When we experience difficult seasons, it doesn’t mean God isn’t present or has stopped loving us. It doesn’t necessarily mean we lack faith or have brought this upon ourselves through doing something wrong. Following Jesus doesn’t exclude us from encountering pain and challenges in our lives. In fact, we are told in scripture to expect it.
A robust theology equips us with the knowledge and expectation that when pain comes, God walks with us through it.
These difficult realities are part of living in the now and not fully experiencing His kingdom. They are also a reminder of God’s commitment to us as His children so that we grow up into Him. Our perspective is important because it affects how we respond to hard things.
Will we see these seasons as a reminder of God’s lordship and loving activity in our lives that can lead us to greater intimacy with Him, or will we see it as evidence of His absence and lack of love, which leads to bitterness, fear, and isolation from Him and others?
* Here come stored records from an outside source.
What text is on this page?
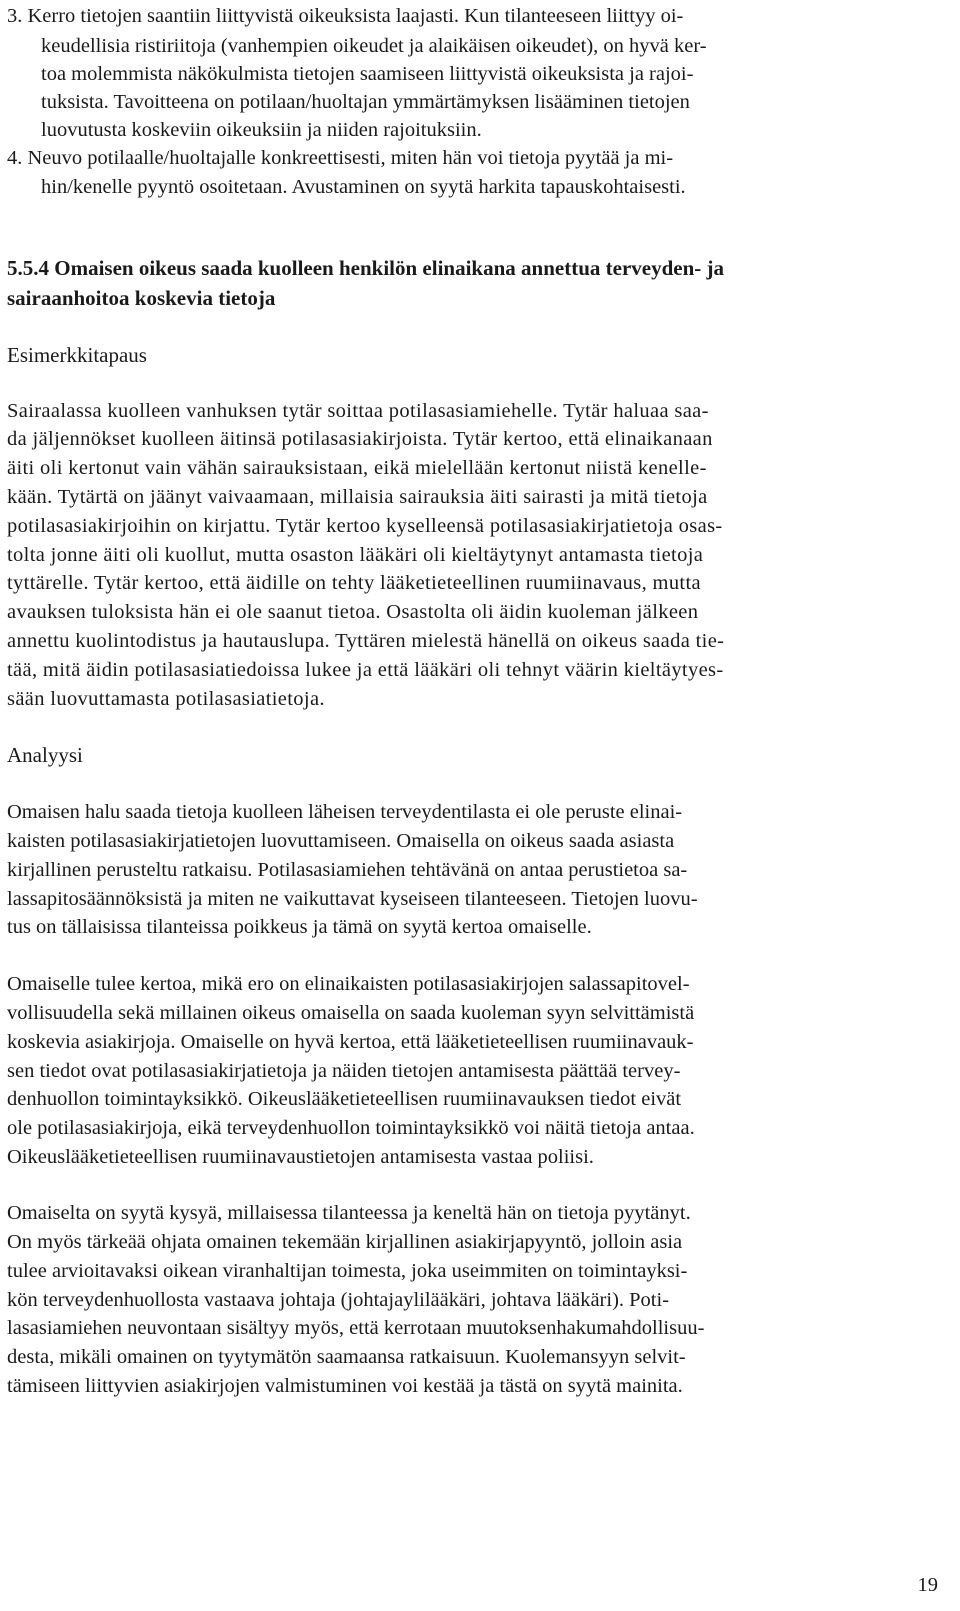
3. Kerro tietojen saantiin liittyvistä oikeuksista laajasti. Kun tilanteeseen liittyy oi-
keudellisia ristiriitoja (vanhempien oikeudet ja alaikäisen oikeudet), on hyvä ker-
toa molemmista näkökulmista tietojen saamiseen liittyvistä oikeuksista ja rajoi-
tuksista. Tavoitteena on potilaan/huoltajan ymmärtämyksen lisääminen tietojen
luovutusta koskeviin oikeuksiin ja niiden rajoituksiin.
4. Neuvo potilaalle/huoltajalle konkreettisesti, miten hän voi tietoja pyytää ja mi-
hin/kenelle pyyntö osoitetaan. Avustaminen on syytä harkita tapauskohtaisesti.
5.5.4 Omaisen oikeus saada kuolleen henkilön elinaikana annettua terveyden- ja
sairaanhoitoa koskevia tietoja
Esimerkkitapaus
Sairaalassa kuolleen vanhuksen tytär soittaa potilasasiamiehelle. Tytär haluaa saa-
da jäljennökset kuolleen äitinsä potilasasiakirjoista. Tytär kertoo, että elinaikanaan
äiti oli kertonut vain vähän sairauksistaan, eikä mielellään kertonut niistä kenelle-
kään. Tytärtä on jäänyt vaivaamaan, millaisia sairauksia äiti sairasti ja mitä tietoja
potilasasiakirjoihin on kirjattu. Tytär kertoo kyselleensä potilasasiakirjatietoja osas-
tolta jonne äiti oli kuollut, mutta osaston lääkäri oli kieltäytynyt antamasta tietoja
tyttärelle. Tytär kertoo, että äidille on tehty lääketieteellinen ruumiinavaus, mutta
avauksen tuloksista hän ei ole saanut tietoa. Osastolta oli äidin kuoleman jälkeen
annettu kuolintodistus ja hautauslupa. Tyttären mielestä hänellä on oikeus saada tie-
tää, mitä äidin potilasasiatiedoissa lukee ja että lääkäri oli tehnyt väärin kieltäytyes-
sään luovuttamasta potilasasiatietoja.
Analyysi
Omaisen halu saada tietoja kuolleen läheisen terveydentilasta ei ole peruste elinai-
kaisten potilasasiakirjatietojen luovuttamiseen. Omaisella on oikeus saada asiasta
kirjallinen perusteltu ratkaisu. Potilasasiamiehen tehtävänä on antaa perustietoa sa-
lassapitosäännöksistä ja miten ne vaikuttavat kyseiseen tilanteeseen. Tietojen luovu-
tus on tällaisissa tilanteissa poikkeus ja tämä on syytä kertoa omaiselle.
Omaiselle tulee kertoa, mikä ero on elinaikaisten potilasasiakirjojen salassapitovel-
vollisuudella sekä millainen oikeus omaisella on saada kuoleman syyn selvittämistä
koskevia asiakirjoja. Omaiselle on hyvä kertoa, että lääketieteellisen ruumiinavauk-
sen tiedot ovat potilasasiakirjatietoja ja näiden tietojen antamisesta päättää tervey-
denhuollon toimintayksikkö. Oikeuslääketieteellisen ruumiinavauksen tiedot eivät
ole potilasasiakirjoja, eikä terveydenhuollon toimintayksikkö voi näitä tietoja antaa.
Oikeuslääketieteellisen ruumiinavaustietojen antamisesta vastaa poliisi.
Omaiselta on syytä kysyä, millaisessa tilanteessa ja keneltä hän on tietoja pyytänyt.
On myös tärkeää ohjata omainen tekemään kirjallinen asiakirjapyyntö, jolloin asia
tulee arvioitavaksi oikean viranhaltijan toimesta, joka useimmiten on toimintayksi-
kön terveydenhuollosta vastaava johtaja (johtajaylilääkäri, johtava lääkäri). Poti-
lasasiamiehen neuvontaan sisältyy myös, että kerrotaan muutoksenhakumahdollisuu-
desta, mikäli omainen on tyytymätön saamaansa ratkaisuun. Kuolemansyyn selvit-
tämiseen liittyvien asiakirjojen valmistuminen voi kestää ja tästä on syytä mainita.
19
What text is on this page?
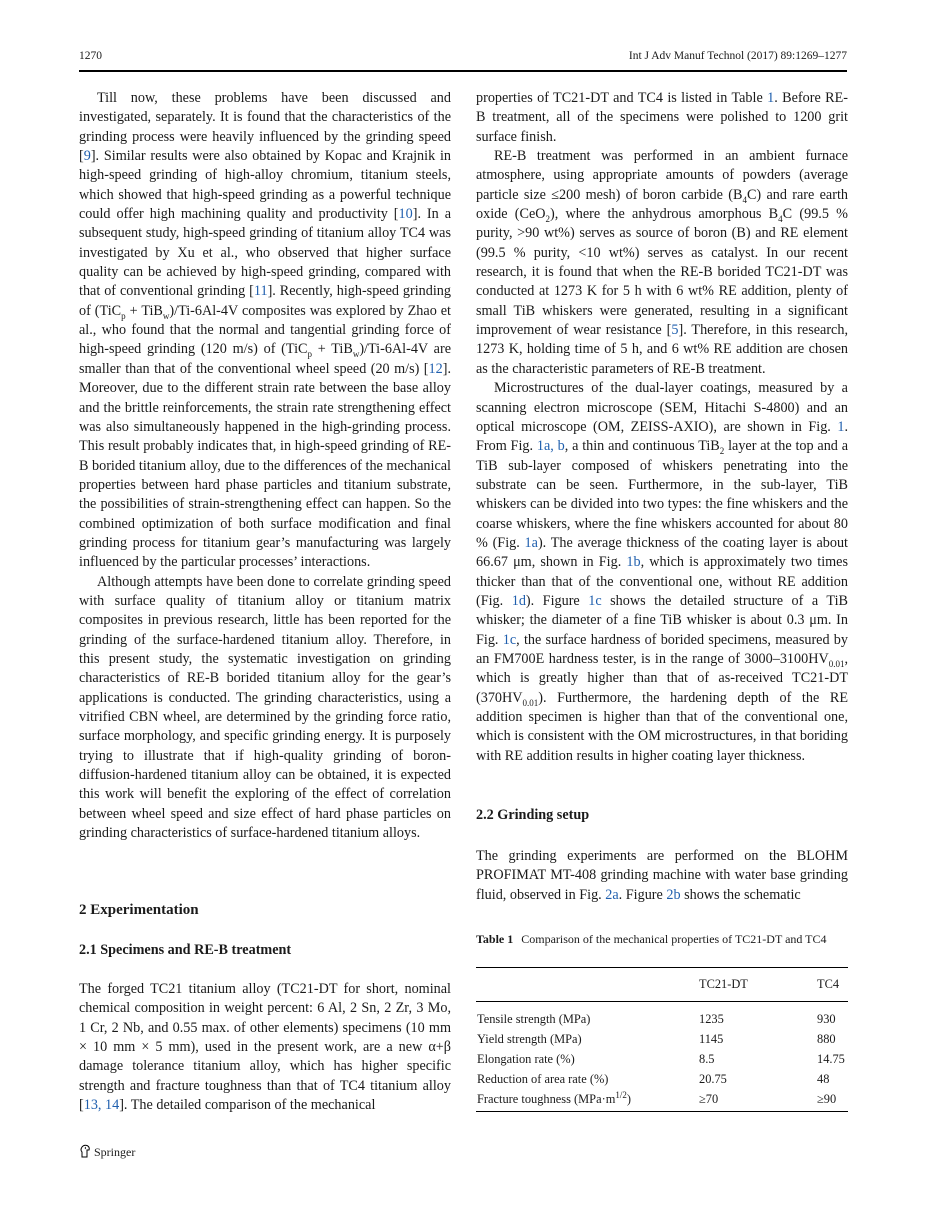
1270	Int J Adv Manuf Technol (2017) 89:1269–1277

Till now, these problems have been discussed and investigated, separately. It is found that the characteristics of the grinding process were heavily influenced by the grinding speed [9]. Similar results were also obtained by Kopac and Krajnik in high-speed grinding of high-alloy chromium, titanium steels, which showed that high-speed grinding as a powerful technique could offer high machining quality and productivity [10]. In a subsequent study, high-speed grinding of titanium alloy TC4 was investigated by Xu et al., who observed that higher surface quality can be achieved by high-speed grinding, compared with that of conventional grinding [11]. Recently, high-speed grinding of (TiC$_p$ + TiB$_w$)/Ti-6Al-4V composites was explored by Zhao et al., who found that the normal and tangential grinding force of high-speed grinding (120 m/s) of (TiC$_p$ + TiB$_w$)/Ti-6Al-4V are smaller than that of the conventional wheel speed (20 m/s) [12]. Moreover, due to the different strain rate between the base alloy and the brittle reinforcements, the strain rate strengthening effect was also simultaneously happened in the high-grinding process. This result probably indicates that, in high-speed grinding of RE-B borided titanium alloy, due to the differences of the mechanical properties between hard phase particles and titanium substrate, the possibilities of strain-strengthening effect can happen. So the combined optimization of both surface modification and final grinding process for titanium gear’s manufacturing was largely influenced by the particular processes’ interactions.

Although attempts have been done to correlate grinding speed with surface quality of titanium alloy or titanium matrix composites in previous research, little has been reported for the grinding of the surface-hardened titanium alloy. Therefore, in this present study, the systematic investigation on grinding characteristics of RE-B borided titanium alloy for the gear’s applications is conducted. The grinding characteristics, using a vitrified CBN wheel, are determined by the grinding force ratio, surface morphology, and specific grinding energy. It is purposely trying to illustrate that if high-quality grinding of boron-diffusion-hardened titanium alloy can be obtained, it is expected this work will benefit the exploring of the effect of correlation between wheel speed and size effect of hard phase particles on grinding characteristics of surface-hardened titanium alloys.

2 Experimentation
2.1 Specimens and RE-B treatment

The forged TC21 titanium alloy (TC21-DT for short, nominal chemical composition in weight percent: 6 Al, 2 Sn, 2 Zr, 3 Mo, 1 Cr, 2 Nb, and 0.55 max. of other elements) specimens (10 mm × 10 mm × 5 mm), used in the present work, are a new α+β damage tolerance titanium alloy, which has higher specific strength and fracture toughness than that of TC4 titanium alloy [13, 14]. The detailed comparison of the mechanical

properties of TC21-DT and TC4 is listed in Table 1. Before RE-B treatment, all of the specimens were polished to 1200 grit surface finish.

RE-B treatment was performed in an ambient furnace atmosphere, using appropriate amounts of powders (average particle size ≤200 mesh) of boron carbide $(B_4C)$ and rare earth oxide (CeO$_2$), where the anhydrous amorphous $B_4C$ (99.5 % purity, >90 wt%) serves as source of boron (B) and RE element (99.5 % purity, <10 wt%) serves as catalyst. In our recent research, it is found that when the RE-B borided TC21-DT was conducted at 1273 K for 5 h with 6 wt% RE addition, plenty of small TiB whiskers were generated, resulting in a significant improvement of wear resistance [5]. Therefore, in this research, 1273 K, holding time of 5 h, and 6 wt% RE addition are chosen as the characteristic parameters of RE-B treatment.

Microstructures of the dual-layer coatings, measured by a scanning electron microscope (SEM, Hitachi S-4800) and an optical microscope (OM, ZEISS-AXIO), are shown in Fig. 1. From Fig. 1a, b, a thin and continuous TiB$_2$ layer at the top and a TiB sub-layer composed of whiskers penetrating into the substrate can be seen. Furthermore, in the sub-layer, TiB whiskers can be divided into two types: the fine whiskers and the coarse whiskers, where the fine whiskers accounted for about 80 % (Fig. 1a). The average thickness of the coating layer is about 66.67 μm, shown in Fig. 1b, which is approximately two times thicker than that of the conventional one, without RE addition (Fig. 1d). Figure 1c shows the detailed structure of a TiB whisker; the diameter of a fine TiB whisker is about 0.3 μm. In Fig. 1c, the surface hardness of borided specimens, measured by an FM700E hardness tester, is in the range of $3000-3100HV_{0.01}$, which is greatly higher than that of as-received TC21-DT $(370HV_{0.01})$. Furthermore, the hardening depth of the RE addition specimen is higher than that of the conventional one, which is consistent with the OM microstructures, in that boriding with RE addition results in higher coating layer thickness.

2.2 Grinding setup

The grinding experiments are performed on the BLOHM PROFIMAT MT-408 grinding machine with water base grinding fluid, observed in Fig. 2a. Figure 2b shows the schematic

Table 1 Comparison of the mechanical properties of TC21-DT and TC4
	TC21-DT	TC4

Tensile strength (MPa)	1235	930
Yield strength (MPa)	1145	880
Elongation rate (%)	8.5	14.75
Reduction of area rate (%)	20.75	48
Fracture toughness $(MPa\cdot m^{1/2})$	≥70	≥90
Springer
CS Lewis reminds us that, “God whispers to us in our pleasures, speaks to our conscience, but shouts in our pains: it is His megaphone to rouse a deaf world.”
Pain and suffering can help us put things in perspective, value what is truly valuable, and be transformative tools in God’s hands.
We have barely scratched the surface of our trek that we embarked on this week, but that is the end of this trail.